I hated my father too. But, like I said, I didnt understand this until after I married a man who turned out to be a farmer. So, a few years ago, I sat down and talked to my Dad and explained to him that though I now understand that he wanted to spend time with me and didnt know how else to do it, and that he wanted me to have a work ethic, that he went about it wrong, and that it made me resent him and withdraw from him. I explained to him that I viewed farming as a masculine thing and being very feminine, it was very vile to me. Much like he is very masculine and would resent being made to do feminine things for hours daily for years. It would be like his mother making him crochet afghans to sell for hours a day for years. (His mother sold afghans at flea markets.) If he hated it from the first time he ever did it and was forced to do it day after day, for years, he would grow to hate her. When I explained it to him this way, he finally understood.
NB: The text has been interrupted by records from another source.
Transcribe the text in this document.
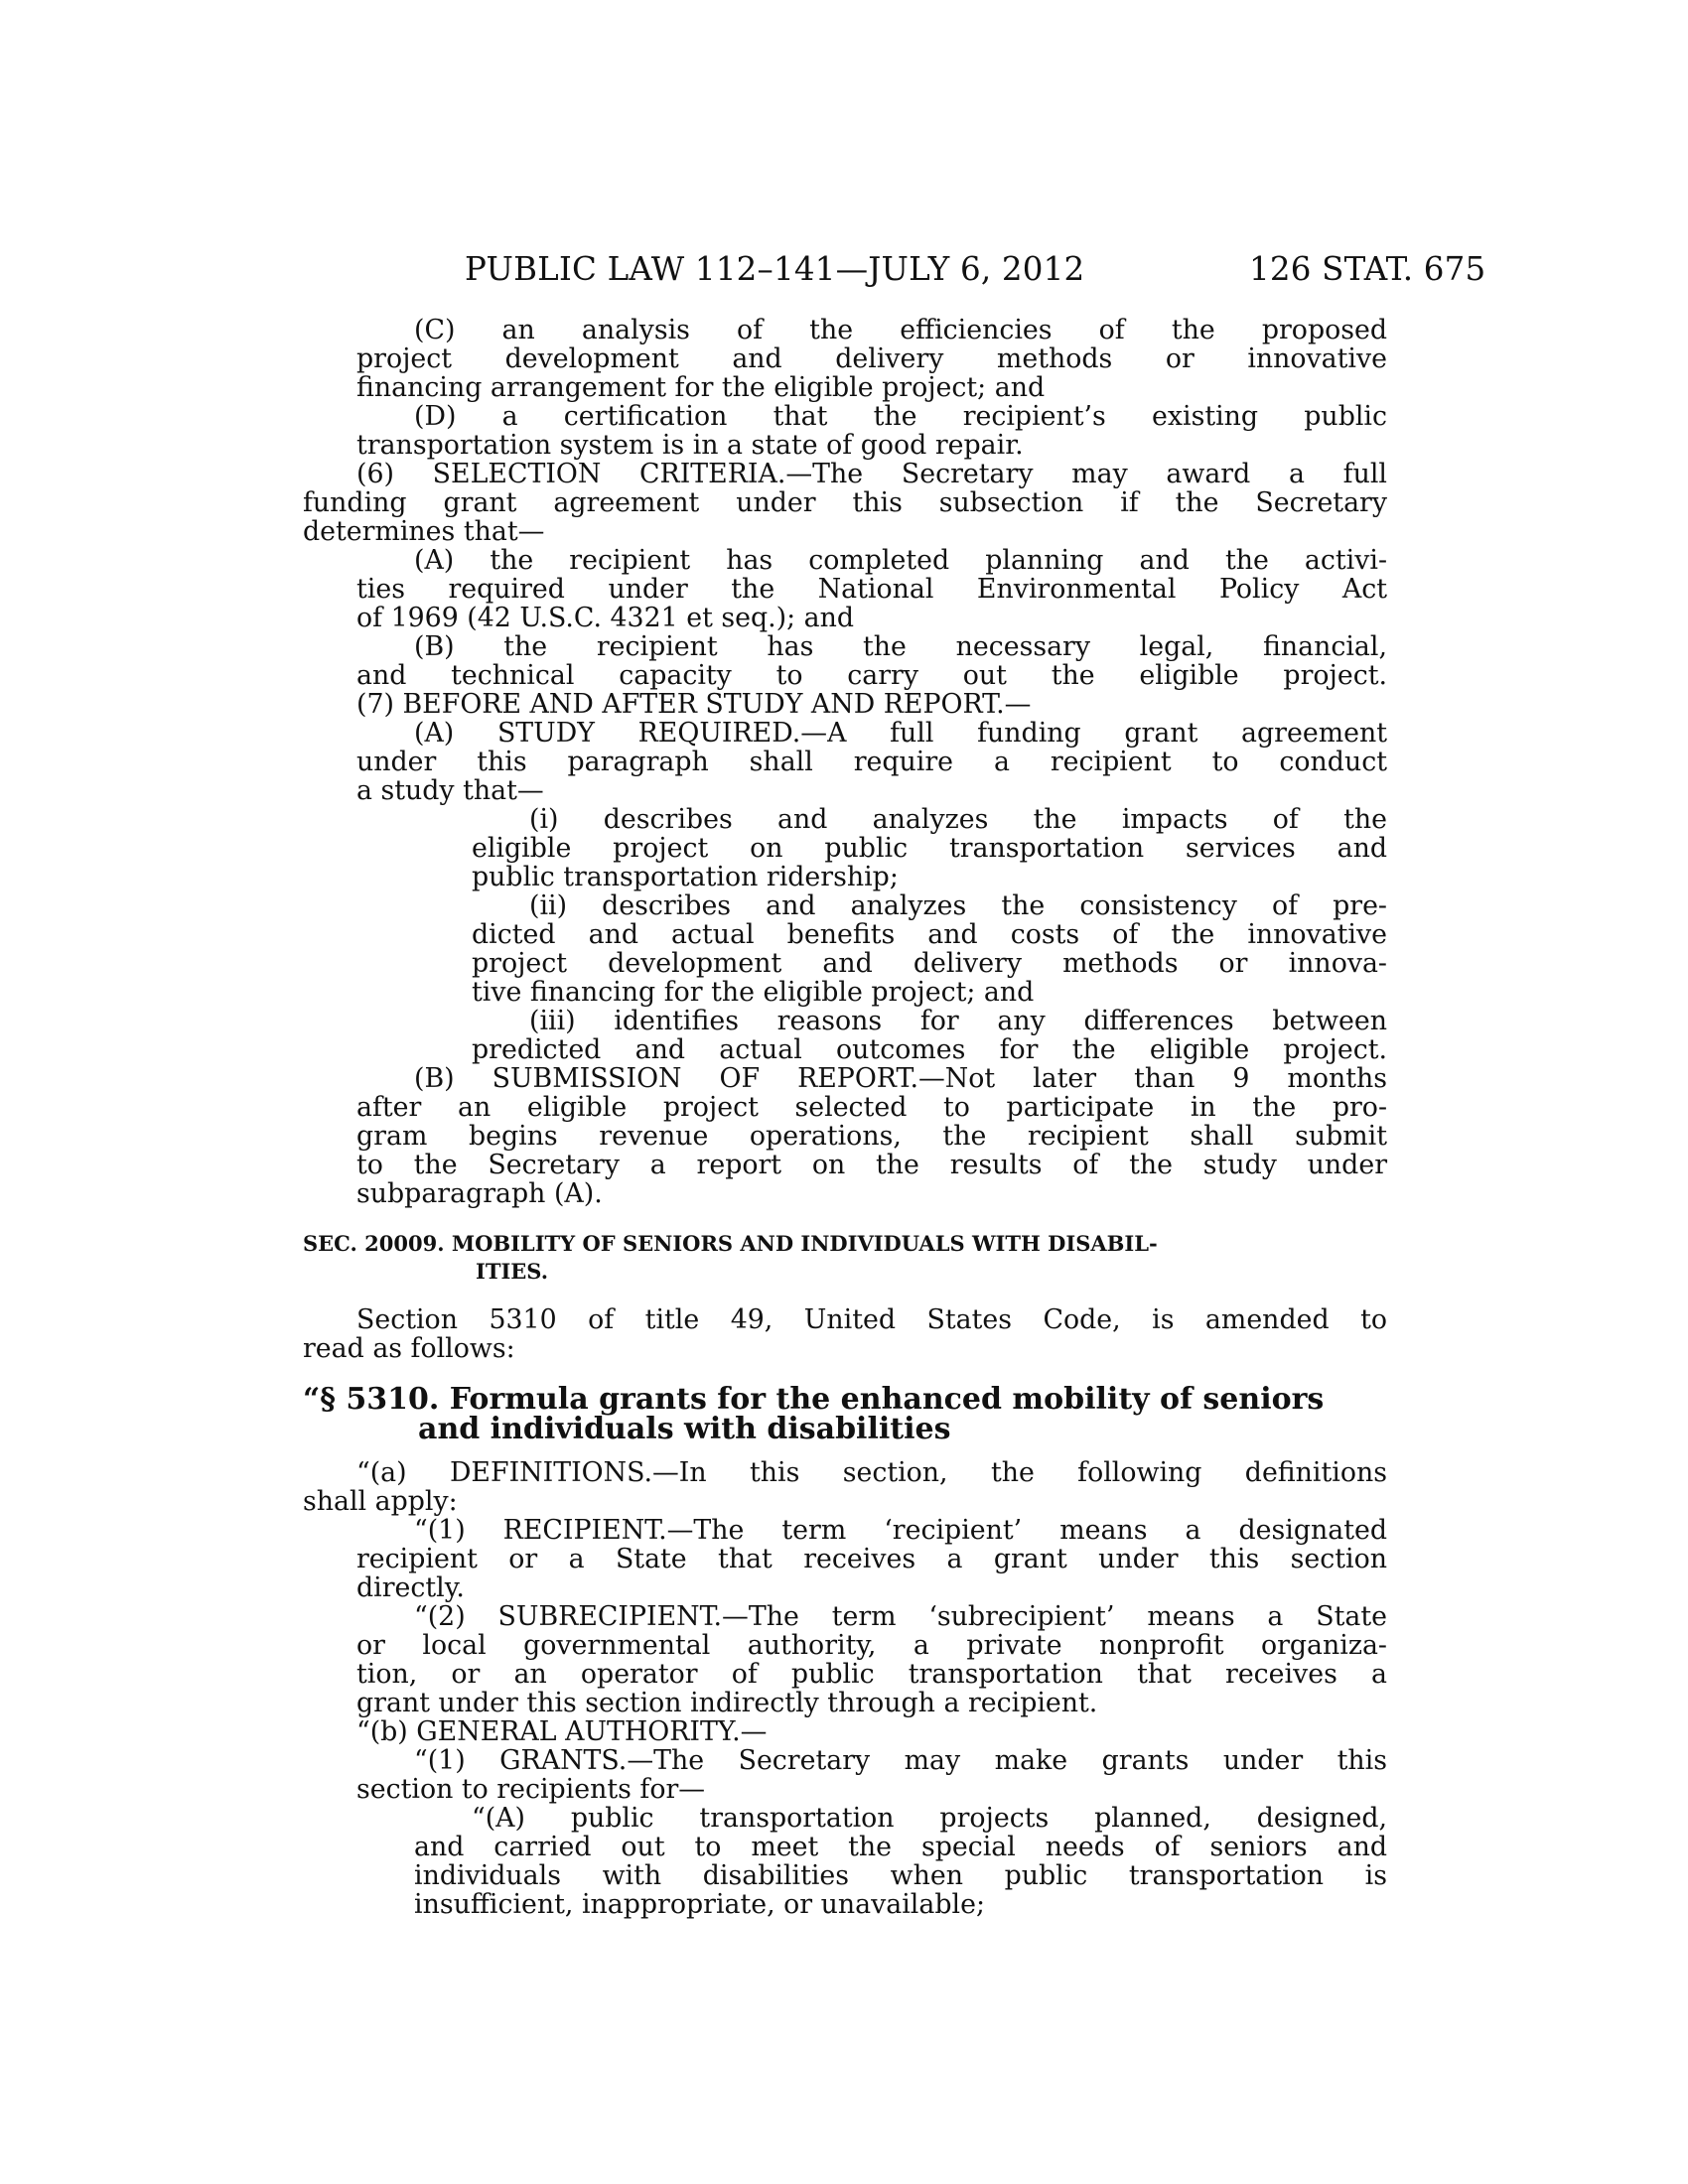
PUBLIC LAW 112–141—JULY 6, 2012	126 STAT. 675
(C) an analysis of the efficiencies of the proposed
project development and delivery methods or innovative
financing arrangement for the eligible project; and
(D) a certification that the recipient’s existing public
transportation system is in a state of good repair.
(6) SELECTION CRITERIA.—The Secretary may award a full
funding grant agreement under this subsection if the Secretary
determines that—
(A) the recipient has completed planning and the activi-
ties required under the National Environmental Policy Act
of 1969 (42 U.S.C. 4321 et seq.); and
(B) the recipient has the necessary legal, financial,
and technical capacity to carry out the eligible project.
(7) BEFORE AND AFTER STUDY AND REPORT.—
(A) STUDY REQUIRED.—A full funding grant agreement
under this paragraph shall require a recipient to conduct
a study that—
(i) describes and analyzes the impacts of the
eligible project on public transportation services and
public transportation ridership;
(ii) describes and analyzes the consistency of pre-
dicted and actual benefits and costs of the innovative
project development and delivery methods or innova-
tive financing for the eligible project; and
(iii) identifies reasons for any differences between
predicted and actual outcomes for the eligible project.
(B) SUBMISSION OF REPORT.—Not later than 9 months
after an eligible project selected to participate in the pro-
gram begins revenue operations, the recipient shall submit
to the Secretary a report on the results of the study under
subparagraph (A).
SEC. 20009. MOBILITY OF SENIORS AND INDIVIDUALS WITH DISABIL-
ITIES.
Section 5310 of title 49, United States Code, is amended to
read as follows:
“§ 5310. Formula grants for the enhanced mobility of seniors
and individuals with disabilities
“(a) DEFINITIONS.—In this section, the following definitions
shall apply:
“(1) RECIPIENT.—The term ‘recipient’ means a designated
recipient or a State that receives a grant under this section
directly.
“(2) SUBRECIPIENT.—The term ‘subrecipient’ means a State
or local governmental authority, a private nonprofit organiza-
tion, or an operator of public transportation that receives a
grant under this section indirectly through a recipient.
“(b) GENERAL AUTHORITY.—
“(1) GRANTS.—The Secretary may make grants under this
section to recipients for—
“(A) public transportation projects planned, designed,
and carried out to meet the special needs of seniors and
individuals with disabilities when public transportation is
insufficient, inappropriate, or unavailable;
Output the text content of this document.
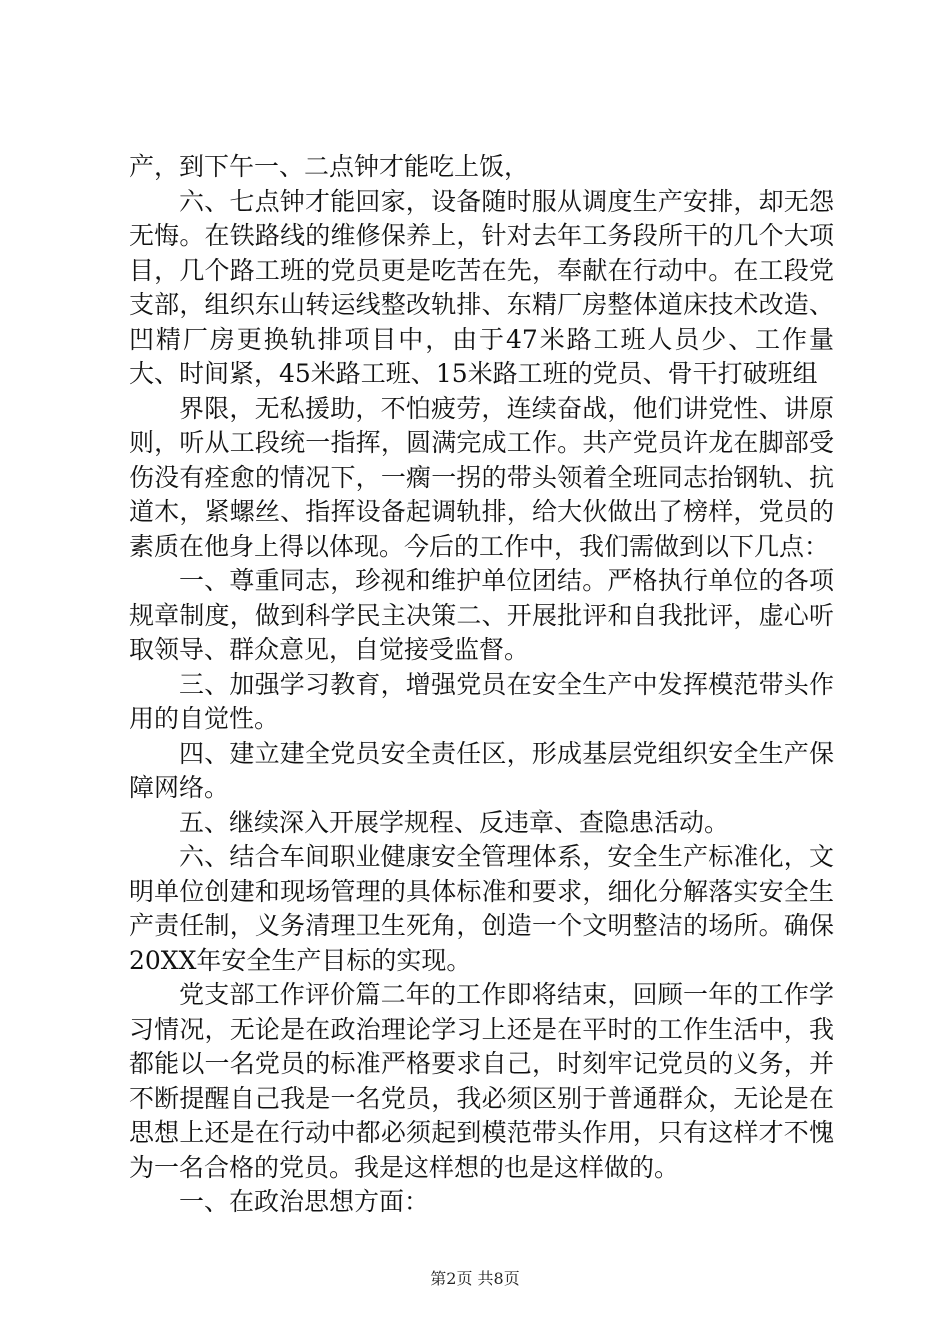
产，到下午一、二点钟才能吃上饭，

六、七点钟才能回家，设备随时服从调度生产安排，却无怨无悔。在铁路线的维修保养上，针对去年工务段所干的几个大项目，几个路工班的党员更是吃苦在先，奉献在行动中。在工段党支部，组织东山转运线整改轨排、东精厂房整体道床技术改造、凹精厂房更换轨排项目中，由于47米路工班人员少、工作量大、时间紧，45米路工班、15米路工班的党员、骨干打破班组

界限，无私援助，不怕疲劳，连续奋战，他们讲党性、讲原则，听从工段统一指挥，圆满完成工作。共产党员许龙在脚部受伤没有痊愈的情况下，一瘸一拐的带头领着全班同志抬钢轨、抗道木，紧螺丝、指挥设备起调轨排，给大伙做出了榜样，党员的素质在他身上得以体现。今后的工作中，我们需做到以下几点：

一、尊重同志，珍视和维护单位团结。严格执行单位的各项规章制度，做到科学民主决策二、开展批评和自我批评，虚心听取领导、群众意见，自觉接受监督。

三、加强学习教育，增强党员在安全生产中发挥模范带头作用的自觉性。

四、建立建全党员安全责任区，形成基层党组织安全生产保障网络。

五、继续深入开展学规程、反违章、查隐患活动。

六、结合车间职业健康安全管理体系，安全生产标准化，文明单位创建和现场管理的具体标准和要求，细化分解落实安全生产责任制，义务清理卫生死角，创造一个文明整洁的场所。确保20XX年安全生产目标的实现。

党支部工作评价篇二年的工作即将结束，回顾一年的工作学习情况，无论是在政治理论学习上还是在平时的工作生活中，我都能以一名党员的标准严格要求自己，时刻牢记党员的义务，并不断提醒自己我是一名党员，我必须区别于普通群众，无论是在思想上还是在行动中都必须起到模范带头作用，只有这样才不愧为一名合格的党员。我是这样想的也是这样做的。

一、在政治思想方面：

第2页 共8页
I think the key to getting your father to understand you, is to first show him that you understand HIM. You might try writing him a letter explaining to him that you understand that he wants to spend time with you and that he is trying to instill a work ethic in you, but that there are other ways to go about this where you can actually enjoy spending time together. Explain to him that you HAVE a work ethic and tell him the jobs you do at home and tell him about your plans for the future. But, also tell him that your relationship has not been good and that now that you are old enough to decide where to spend your time, you dont want to spend it with him if he plans on spending it in the future the way he has in the past. Tell him how the way he works you the whole time you are there makes you feel used, like he only wants you for free labor, not for a daughter. Tell him how it has made you feel and what you would like your relationship to be like.
I really truly believe that you can mend this broken relationship if you both will work on it.
I am sure he loves you or else he would have walked away as so many fathers do. Also, since he calls constantly wanting to see you, he obviously loves you. I think that he just doesnt know how to show it and doesnt understand how much all of this is affecting you. But, I think once he sees that you understand his feelings, he will make an effort to see yours.
I hope you will give it a try. I am not saying it will be easy, or that it will happen overnight, but I do think your relationship can be saved. It took a few years to work thru things with my father, but we now have a good relationship. Though he was a terrible father to me as a child and a teen, he is a good father to me now, as an adult. You never know how much talking can accomplish until you try it.
Please let us know how it turns out. I will be thinking of you and wondering.